Liwen worked in the lab from 2015-2016, using exome sequencing to identify a genetic diagnosis for over 180 families with late-onset limb-girdle muscle weakness. She has now returned to full-time clinical responsibilities as a medical student at Harvard Medical School.
|Andrew J. Hill
Andrew is a software engineer and genomics researcher who worked in the lab on developing improved methods for variant annotation and the application of sequencing to Mendelian genetics. He is now a PhD student at the University of Washington.
Karol Estrada worked as a postdoctoral research fellow using exome sequencing to investigate the genetic basis of type 2 diabetes, and whole-genome sequencing of patients with neuromyelitis optica. He now works as a research scientist at Biogen Idec.
Brett worked as a software engineer leading the development of xBrowse, an online platform for the analysis of exome data from rare Mendelian disease families built in collaboration between the MacArthur and Daly labs. He is now a consultant software developer.
James Ware is a clinical cardiologist working on clinical variant interpretation and mendelian disease gene discovery, with a focus on inherited heart disease. He was a postdoctoral research fellow based jointly in the MacArthur lab and the Seidman lab at Harvard Medical School. He has now started his own lab at Imperial College London.
Taru was a postdoctoral research fellow in the lab focused on using transcriptome sequencing (RNA-seq) data from populations as well as single cells to investigate the molecular basis of gene inactivation on the female X chromosome. She is now a research fellow at the Finnish Institute of Molecular Medicine.
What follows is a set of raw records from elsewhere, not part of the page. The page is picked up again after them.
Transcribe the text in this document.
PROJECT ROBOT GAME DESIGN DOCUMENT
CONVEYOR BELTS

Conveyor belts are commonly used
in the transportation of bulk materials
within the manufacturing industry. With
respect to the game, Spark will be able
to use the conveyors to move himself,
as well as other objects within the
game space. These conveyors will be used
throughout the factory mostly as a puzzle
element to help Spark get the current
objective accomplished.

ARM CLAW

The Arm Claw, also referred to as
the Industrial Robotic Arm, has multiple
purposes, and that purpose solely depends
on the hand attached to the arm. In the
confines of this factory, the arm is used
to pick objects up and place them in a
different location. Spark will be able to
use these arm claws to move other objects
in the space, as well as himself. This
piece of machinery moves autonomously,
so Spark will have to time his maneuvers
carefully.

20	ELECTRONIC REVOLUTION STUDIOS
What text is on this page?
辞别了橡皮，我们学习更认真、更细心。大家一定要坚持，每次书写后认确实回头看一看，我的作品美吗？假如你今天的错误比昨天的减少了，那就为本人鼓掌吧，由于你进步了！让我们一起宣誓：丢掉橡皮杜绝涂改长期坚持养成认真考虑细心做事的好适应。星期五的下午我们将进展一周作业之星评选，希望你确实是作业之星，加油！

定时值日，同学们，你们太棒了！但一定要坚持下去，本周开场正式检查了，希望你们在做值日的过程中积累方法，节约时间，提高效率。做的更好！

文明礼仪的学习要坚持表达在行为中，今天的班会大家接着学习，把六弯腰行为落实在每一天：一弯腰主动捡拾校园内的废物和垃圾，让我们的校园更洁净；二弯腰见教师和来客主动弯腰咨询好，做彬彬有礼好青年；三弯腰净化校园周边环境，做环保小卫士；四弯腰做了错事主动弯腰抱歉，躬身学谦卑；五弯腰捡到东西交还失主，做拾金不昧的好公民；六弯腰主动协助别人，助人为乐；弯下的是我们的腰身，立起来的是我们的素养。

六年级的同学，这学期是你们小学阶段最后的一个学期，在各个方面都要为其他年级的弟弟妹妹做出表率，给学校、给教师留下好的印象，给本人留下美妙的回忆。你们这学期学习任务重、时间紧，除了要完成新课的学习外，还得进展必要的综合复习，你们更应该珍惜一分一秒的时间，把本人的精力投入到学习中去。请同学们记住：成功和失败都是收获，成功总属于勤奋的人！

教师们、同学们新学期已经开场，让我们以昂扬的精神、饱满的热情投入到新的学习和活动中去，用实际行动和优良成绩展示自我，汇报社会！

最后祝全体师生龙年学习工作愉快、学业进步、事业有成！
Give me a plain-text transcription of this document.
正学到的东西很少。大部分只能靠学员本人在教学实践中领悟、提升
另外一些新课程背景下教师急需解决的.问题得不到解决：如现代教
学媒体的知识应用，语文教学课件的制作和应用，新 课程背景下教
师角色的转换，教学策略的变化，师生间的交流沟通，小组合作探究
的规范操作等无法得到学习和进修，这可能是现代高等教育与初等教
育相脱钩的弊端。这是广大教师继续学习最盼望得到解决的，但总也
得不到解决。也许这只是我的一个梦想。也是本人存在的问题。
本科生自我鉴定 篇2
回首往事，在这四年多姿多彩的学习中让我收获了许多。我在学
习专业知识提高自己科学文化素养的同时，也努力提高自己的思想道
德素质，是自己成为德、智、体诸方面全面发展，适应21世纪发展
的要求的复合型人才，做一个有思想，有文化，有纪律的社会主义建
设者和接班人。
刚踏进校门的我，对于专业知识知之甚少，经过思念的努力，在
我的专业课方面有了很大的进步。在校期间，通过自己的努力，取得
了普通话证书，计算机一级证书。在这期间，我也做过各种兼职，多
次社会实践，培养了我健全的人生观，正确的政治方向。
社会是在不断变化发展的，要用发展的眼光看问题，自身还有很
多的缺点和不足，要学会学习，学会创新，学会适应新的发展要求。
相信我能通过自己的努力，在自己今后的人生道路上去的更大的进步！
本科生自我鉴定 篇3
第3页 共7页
Daniel worked as a computational analyst focused on investigating the impact of loss-of-function (LoF) variation in healthy humans and developing quantitative methods for assessing the veracity of splice site annotations. He is now a graduate student at Harvard.
Emma worked in the lab over the summers of 2015 and 2016 as a high school rotation student, focused on projects involving variant calling and curation. She is now an undergraduate at Yale.
Leon is a high school student who worked in the lab in the summer of 2016 and developed protocol to image and quantify in vitro models of patient muscle cells.
Danielle was a research associate working in the wet lab, working on engineering human embryonic stem cells with patient specific mutations.
Fengmei was a bioinformatics specialist who coordinated the collection of exome sequencing and other data from Mendelian disease collaborators.